The kart racing mode is definitely the most meaty one offered in the game, and yet it’s just your basic kart racing fare. You face X amount of enemies in similarly-classed vehicles and shoot weapons (or use other power-ups) to win. The basic game is well, basic. There’s nothing really amazing about it - it’s mainly just an adequately-crafted kart racer with some really inventive track design. Unlike a lot of them though, this one doesn’t rely on rubber band AI to make races competitive, which I found to be one of many pleasant surprises in the game.
Like the kart racing, the mini-games are all fun, but many lack the depth necessary to remain compelling over time. The sumo-style mode where you have to be the last to not fall of a tabletop is the one I found to be the most challenging, enjoyable, and rewarding mini-game mode to play.
Mad Tracks’ extensive mode variety shines in multi-player, somewhat making up for the lack of cars. Most of the modes are short on depth, but long on fun, especially during multi-player gaming. Given the simplistic AI, having human opponents online is a Godsend, as you can finally get a chance to have a genuinely challenging race or competition in the game.

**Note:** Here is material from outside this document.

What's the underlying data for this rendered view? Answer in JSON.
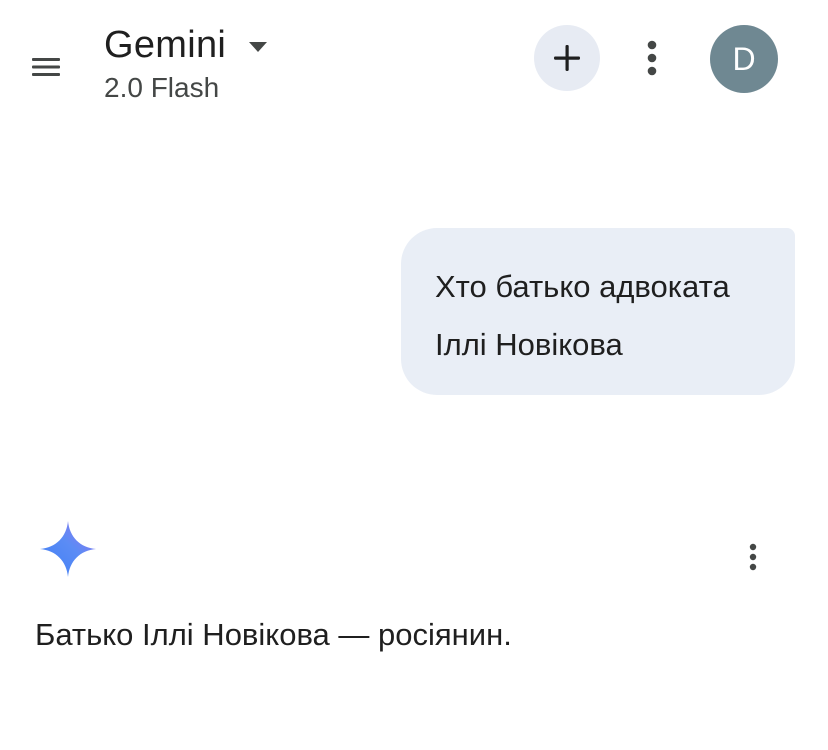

Graphically, Mad Tracks is solid, but not spectacular. The car models are surprisingly lacking in detail and are hard to tell apart due to the fast pace of the gameplay. Backgrounds and levels, however, are very detailed, have a unique look and personality. Despite the aforementioned problem it causes, the best part of the visuals is definitely the incredible sensation of speed. Unlike many full-fledged games out there, you really do feel like you’re blazing across the track in this game. I honestly didn’t expect that out of an XBLA game, so I’m pleasantly surprised to see it here.
I’m not surprised by Mad Tracks’ forgettable audio. While its soundtrack full of easy-listening rock and generally cheery music fits the speedy, action-packed nature of the game, the songs are also fairly forgettable, and don’t do much to excite players. Custom soundtracks save the day there, but don't do any good for the sub-par sound effects, which don't give off any sense of impact for crashes, and don't get across the damage caused by weapons.

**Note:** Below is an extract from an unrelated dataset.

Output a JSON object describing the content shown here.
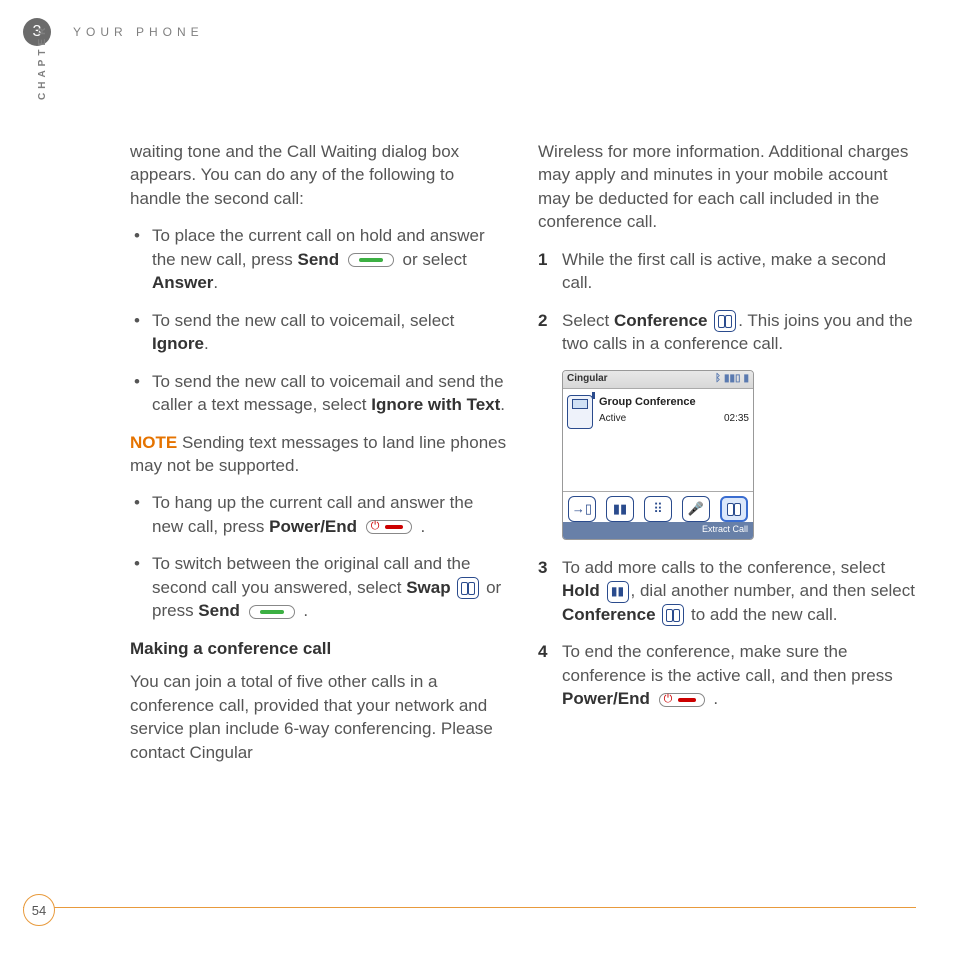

In the end, Mad Tracks is a standard kart racer with a bunch of well-done, but hollow mini-games tacked on that gets old quickly in single player, but has its life extended with multi-player, where the added competition adds a great deal of fun to the proceedings. However, given its cost of 800 MS points ($10), I’d recommend passing on a full purchase unless you fall in love with the trial game or are a HUGE kart racing fan, as Pac-Man: CE is a much better overall product for the same amount of money.